Augusta - Maine’s annual sale of general obligation bonds was completed in one day on June 1, 2009, with a total of $133,345,000 bonds being sold at a true interest cost of 2.693342%, reported State Treasurer David Lemoine. The bonds were sold through senior managing underwriter Citigroup Global Markets Inc. with a final maturity of June 1, 2019, in keeping with Maine’s tradition of very conservative maximum of ten-year maturities. The bonds were rated by Moody’s as Aa3 / stable and by S&P as AA / stable.

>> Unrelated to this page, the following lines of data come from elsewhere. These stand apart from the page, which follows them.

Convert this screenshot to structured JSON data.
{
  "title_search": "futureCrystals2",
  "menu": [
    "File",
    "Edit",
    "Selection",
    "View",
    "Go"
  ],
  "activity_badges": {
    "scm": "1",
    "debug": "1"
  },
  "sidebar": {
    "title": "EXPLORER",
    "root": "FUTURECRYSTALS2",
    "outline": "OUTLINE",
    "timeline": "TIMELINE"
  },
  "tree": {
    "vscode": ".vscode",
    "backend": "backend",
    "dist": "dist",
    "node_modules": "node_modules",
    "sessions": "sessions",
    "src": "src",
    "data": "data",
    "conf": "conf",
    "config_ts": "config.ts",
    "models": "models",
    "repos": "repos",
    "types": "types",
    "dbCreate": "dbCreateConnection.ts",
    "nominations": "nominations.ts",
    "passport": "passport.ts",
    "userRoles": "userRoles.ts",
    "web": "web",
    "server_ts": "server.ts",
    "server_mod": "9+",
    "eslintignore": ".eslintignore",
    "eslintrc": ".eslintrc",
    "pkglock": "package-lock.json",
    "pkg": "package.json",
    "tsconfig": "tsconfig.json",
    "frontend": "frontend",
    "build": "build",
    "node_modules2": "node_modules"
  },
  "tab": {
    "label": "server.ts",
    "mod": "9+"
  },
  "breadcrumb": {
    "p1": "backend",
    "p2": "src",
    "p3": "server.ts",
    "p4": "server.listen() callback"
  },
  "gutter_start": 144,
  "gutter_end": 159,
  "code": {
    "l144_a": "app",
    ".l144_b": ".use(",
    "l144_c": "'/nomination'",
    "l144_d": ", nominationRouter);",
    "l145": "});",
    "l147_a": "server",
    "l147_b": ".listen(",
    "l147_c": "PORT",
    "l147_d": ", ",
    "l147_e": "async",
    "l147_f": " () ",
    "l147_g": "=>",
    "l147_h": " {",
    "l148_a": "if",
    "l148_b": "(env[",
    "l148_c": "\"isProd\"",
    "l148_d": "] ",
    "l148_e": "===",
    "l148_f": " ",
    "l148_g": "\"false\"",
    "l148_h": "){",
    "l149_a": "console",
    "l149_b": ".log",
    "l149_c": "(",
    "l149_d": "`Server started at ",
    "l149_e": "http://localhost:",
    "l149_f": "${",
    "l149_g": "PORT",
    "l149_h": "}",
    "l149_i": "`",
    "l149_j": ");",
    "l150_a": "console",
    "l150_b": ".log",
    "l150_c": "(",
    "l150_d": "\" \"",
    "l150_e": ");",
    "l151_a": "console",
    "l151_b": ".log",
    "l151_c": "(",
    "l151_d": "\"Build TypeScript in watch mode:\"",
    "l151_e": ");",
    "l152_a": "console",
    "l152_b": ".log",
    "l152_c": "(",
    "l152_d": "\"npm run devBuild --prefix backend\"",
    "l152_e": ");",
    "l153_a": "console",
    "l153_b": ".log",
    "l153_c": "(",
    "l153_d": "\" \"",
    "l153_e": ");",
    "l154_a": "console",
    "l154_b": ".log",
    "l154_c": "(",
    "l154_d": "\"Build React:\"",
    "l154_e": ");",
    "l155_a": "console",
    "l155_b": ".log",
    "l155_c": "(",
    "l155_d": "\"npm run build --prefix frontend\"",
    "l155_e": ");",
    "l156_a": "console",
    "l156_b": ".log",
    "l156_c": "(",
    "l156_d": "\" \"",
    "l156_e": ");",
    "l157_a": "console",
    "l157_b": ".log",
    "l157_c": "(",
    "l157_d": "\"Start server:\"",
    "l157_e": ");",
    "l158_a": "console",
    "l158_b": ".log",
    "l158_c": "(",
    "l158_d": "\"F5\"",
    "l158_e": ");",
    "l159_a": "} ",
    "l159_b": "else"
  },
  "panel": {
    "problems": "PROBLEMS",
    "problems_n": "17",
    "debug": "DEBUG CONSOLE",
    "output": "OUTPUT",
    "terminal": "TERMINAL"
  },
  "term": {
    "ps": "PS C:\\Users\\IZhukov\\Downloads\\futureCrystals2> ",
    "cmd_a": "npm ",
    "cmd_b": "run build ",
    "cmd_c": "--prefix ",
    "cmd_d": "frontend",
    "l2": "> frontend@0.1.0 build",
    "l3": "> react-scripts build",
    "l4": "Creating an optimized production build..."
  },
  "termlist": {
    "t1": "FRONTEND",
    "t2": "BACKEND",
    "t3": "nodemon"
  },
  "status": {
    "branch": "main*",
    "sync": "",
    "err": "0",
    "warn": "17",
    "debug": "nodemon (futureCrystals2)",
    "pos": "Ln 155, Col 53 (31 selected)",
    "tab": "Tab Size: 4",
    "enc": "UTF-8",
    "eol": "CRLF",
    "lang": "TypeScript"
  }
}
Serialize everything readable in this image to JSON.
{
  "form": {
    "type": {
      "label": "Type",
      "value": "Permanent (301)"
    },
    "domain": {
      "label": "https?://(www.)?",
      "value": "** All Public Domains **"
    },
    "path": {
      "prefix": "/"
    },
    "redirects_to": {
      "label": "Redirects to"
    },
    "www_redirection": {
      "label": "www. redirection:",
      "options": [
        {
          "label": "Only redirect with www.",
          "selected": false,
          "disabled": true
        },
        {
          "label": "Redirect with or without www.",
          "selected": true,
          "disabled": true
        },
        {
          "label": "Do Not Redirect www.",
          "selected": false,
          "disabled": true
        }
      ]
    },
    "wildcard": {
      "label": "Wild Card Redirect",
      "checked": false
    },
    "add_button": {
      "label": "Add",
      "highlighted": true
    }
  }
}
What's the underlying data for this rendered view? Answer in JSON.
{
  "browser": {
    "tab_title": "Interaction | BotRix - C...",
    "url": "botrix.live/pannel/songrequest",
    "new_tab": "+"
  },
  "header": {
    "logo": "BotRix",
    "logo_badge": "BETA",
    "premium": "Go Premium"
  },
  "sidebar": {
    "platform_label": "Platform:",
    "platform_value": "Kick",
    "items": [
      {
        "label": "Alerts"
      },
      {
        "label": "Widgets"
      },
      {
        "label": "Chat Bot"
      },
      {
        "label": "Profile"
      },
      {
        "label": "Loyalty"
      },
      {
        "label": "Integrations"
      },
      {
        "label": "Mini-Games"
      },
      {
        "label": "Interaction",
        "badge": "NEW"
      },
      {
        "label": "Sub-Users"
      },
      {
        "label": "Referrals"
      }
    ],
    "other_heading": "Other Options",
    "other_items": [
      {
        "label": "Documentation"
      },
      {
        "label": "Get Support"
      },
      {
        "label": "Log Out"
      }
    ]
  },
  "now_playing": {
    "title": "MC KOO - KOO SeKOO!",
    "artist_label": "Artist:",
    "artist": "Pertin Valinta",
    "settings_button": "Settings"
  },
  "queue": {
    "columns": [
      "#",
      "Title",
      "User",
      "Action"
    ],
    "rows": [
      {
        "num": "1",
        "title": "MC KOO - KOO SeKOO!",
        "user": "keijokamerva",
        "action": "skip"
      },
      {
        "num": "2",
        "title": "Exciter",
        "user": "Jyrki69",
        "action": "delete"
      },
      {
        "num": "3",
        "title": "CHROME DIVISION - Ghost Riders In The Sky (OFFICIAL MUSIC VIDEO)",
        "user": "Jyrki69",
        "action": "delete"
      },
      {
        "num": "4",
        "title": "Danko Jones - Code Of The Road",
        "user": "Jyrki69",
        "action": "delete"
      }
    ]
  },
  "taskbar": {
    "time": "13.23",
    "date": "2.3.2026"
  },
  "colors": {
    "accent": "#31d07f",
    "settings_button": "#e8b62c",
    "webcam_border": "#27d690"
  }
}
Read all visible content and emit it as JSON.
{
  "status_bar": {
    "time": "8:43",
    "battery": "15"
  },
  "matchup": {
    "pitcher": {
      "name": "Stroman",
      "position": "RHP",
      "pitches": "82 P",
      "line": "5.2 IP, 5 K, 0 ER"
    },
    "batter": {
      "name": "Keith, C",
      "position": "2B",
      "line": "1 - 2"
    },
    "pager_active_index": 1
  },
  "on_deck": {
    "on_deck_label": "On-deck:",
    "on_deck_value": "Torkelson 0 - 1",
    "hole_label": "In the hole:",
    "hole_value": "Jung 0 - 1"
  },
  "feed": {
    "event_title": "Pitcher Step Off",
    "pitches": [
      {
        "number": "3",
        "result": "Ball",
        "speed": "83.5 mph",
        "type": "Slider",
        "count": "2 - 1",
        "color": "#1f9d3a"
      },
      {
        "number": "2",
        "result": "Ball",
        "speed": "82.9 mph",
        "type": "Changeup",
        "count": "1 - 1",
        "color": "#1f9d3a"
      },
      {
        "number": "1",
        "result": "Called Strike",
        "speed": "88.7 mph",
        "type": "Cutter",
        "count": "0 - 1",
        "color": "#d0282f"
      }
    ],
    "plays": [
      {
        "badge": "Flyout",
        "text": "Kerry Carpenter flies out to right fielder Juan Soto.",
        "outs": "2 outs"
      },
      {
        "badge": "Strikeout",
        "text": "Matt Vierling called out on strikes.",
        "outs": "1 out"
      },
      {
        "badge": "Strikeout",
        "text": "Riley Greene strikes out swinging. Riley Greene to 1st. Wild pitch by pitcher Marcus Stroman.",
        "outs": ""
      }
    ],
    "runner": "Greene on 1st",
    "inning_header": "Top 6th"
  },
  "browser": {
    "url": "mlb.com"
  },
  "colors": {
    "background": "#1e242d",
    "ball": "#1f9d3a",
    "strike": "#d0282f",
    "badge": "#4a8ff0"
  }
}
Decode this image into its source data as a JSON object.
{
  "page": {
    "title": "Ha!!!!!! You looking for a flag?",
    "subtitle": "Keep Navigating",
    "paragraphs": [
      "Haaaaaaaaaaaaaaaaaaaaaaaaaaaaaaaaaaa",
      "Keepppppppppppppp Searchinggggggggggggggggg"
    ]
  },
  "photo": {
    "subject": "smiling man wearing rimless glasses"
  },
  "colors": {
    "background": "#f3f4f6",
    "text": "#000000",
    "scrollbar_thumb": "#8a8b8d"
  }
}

Over $90 million in retail orders were received during the opening hours of the June 1st offering. Approximately $75 million of the tax-exempt issue ultimately was placed with retail investors. The remaining balance of the tax-exempt issue was sold to institutional investors. The entire taxable issue was sold to institutional investors via sealed bid with interest rates.

A notable aspect of this transaction was the fact that the bonds were sold at a large premium – with the tax-exempt issue generating an original issue premium of $8,467,169. Premiums were employed because of the notably low interest rates and the desire of investors to have higher coupon rates. Although the bonds carry a higher coupon, the State was able to apply the upfront premium to downsize the borrowing and thus keep the overall debt service cost low for the State.